Das Buch „Girl in a Green Gown“ von Carola Hicks bietet eine eingehende Untersuchung des „Arnolfini-Porträts“ von Jan van Eyck, in der der historische Kontext, die Besitzverhältnisse und eine detaillierte Analyse der Elemente des Gemäldes erörtert werden. Die Leserinnen und Leser schätzen den ansprechenden und informativen Schreibstil, der das Betrachten des Gemäldes noch angenehmer macht.

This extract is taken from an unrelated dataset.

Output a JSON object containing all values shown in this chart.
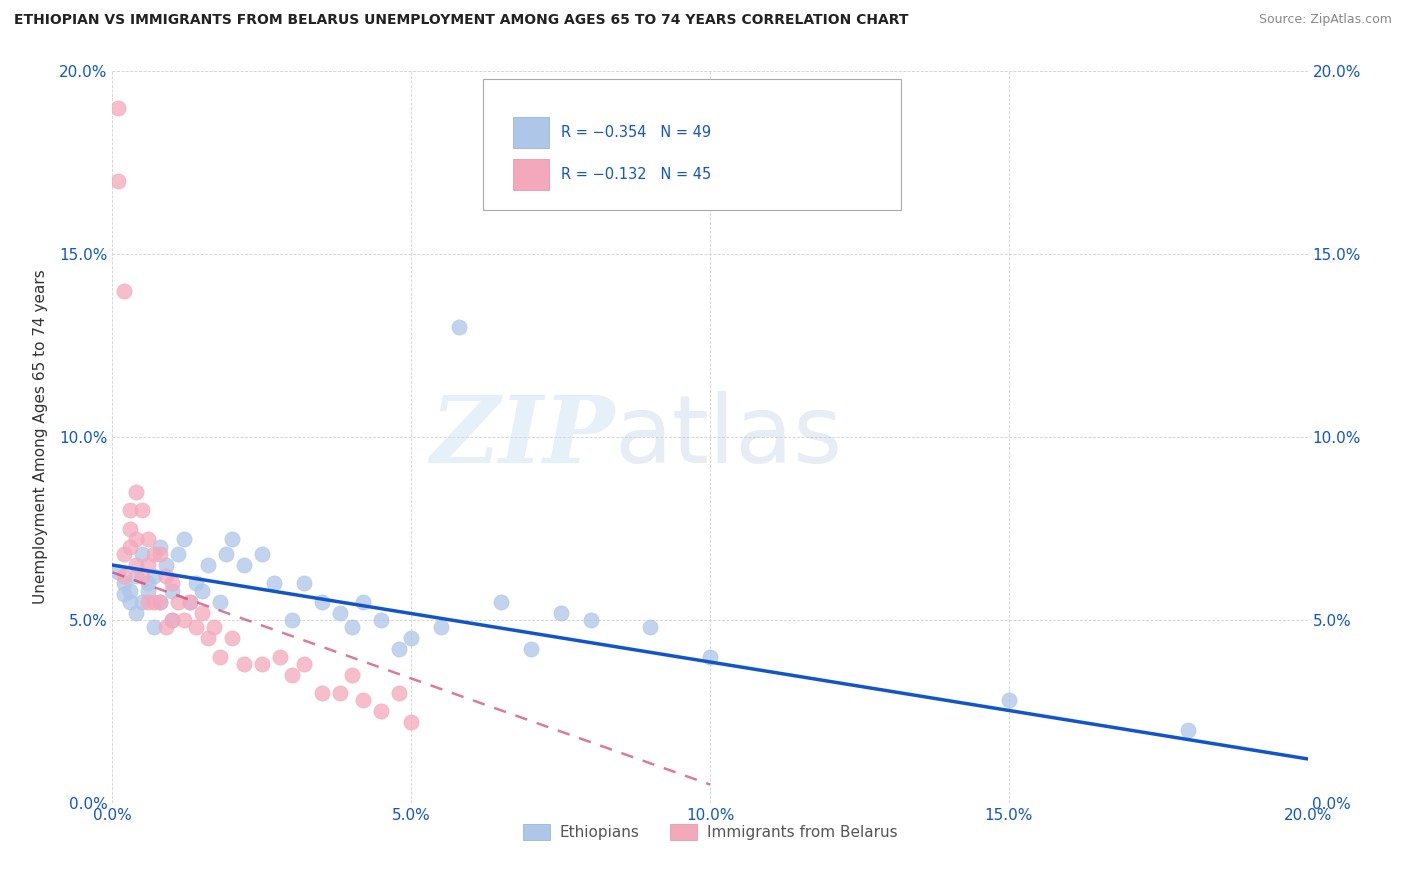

Manche finden jedoch die Abschnitte über die Besitzverhältnisse etwas trocken, und es gibt Kritik an der Aufmachung des Buches.
Vorteile:Ein fesselnder und gut lesbarer Text, eine gründliche Analyse der Details des Gemäldes, ein reichhaltiger historischer Kontext, der das Verständnis für das Kunstwerk fördert, sehr empfehlenswert für Kunst- und Geschichtsliebhaber und ein faszinierender Einblick in die Geschichte der Besitzer des Gemäldes.
Nachteile:Einige Abschnitte über die Besitzverhältnisse werden als langweilig empfunden, die physische Qualität und die Formatierung des Buches könnten verbessert werden, die Illustrationen sind in einigen Ausgaben unscharf, und das Ende ist weniger befriedigend, da der Autor vor der Veröffentlichung verstorben ist.
(basierend auf 50 Leserbewertungen)
Girl in a Green Gown - The History and Mystery of the Arnolfini Portrait
MIT EINEM VORWORT VON GRAYSON PERRY Carola Hicks macht sich auf, das Rätsel um eines der größten Gemälde der Kunstgeschichte zu lösen: das Arnolfini-Porträt Das Arnolfini-Porträt von Jan van Eyck aus dem Jahr 1434 hängt in der National Gallery in London und ist bis heute ein Rätsel.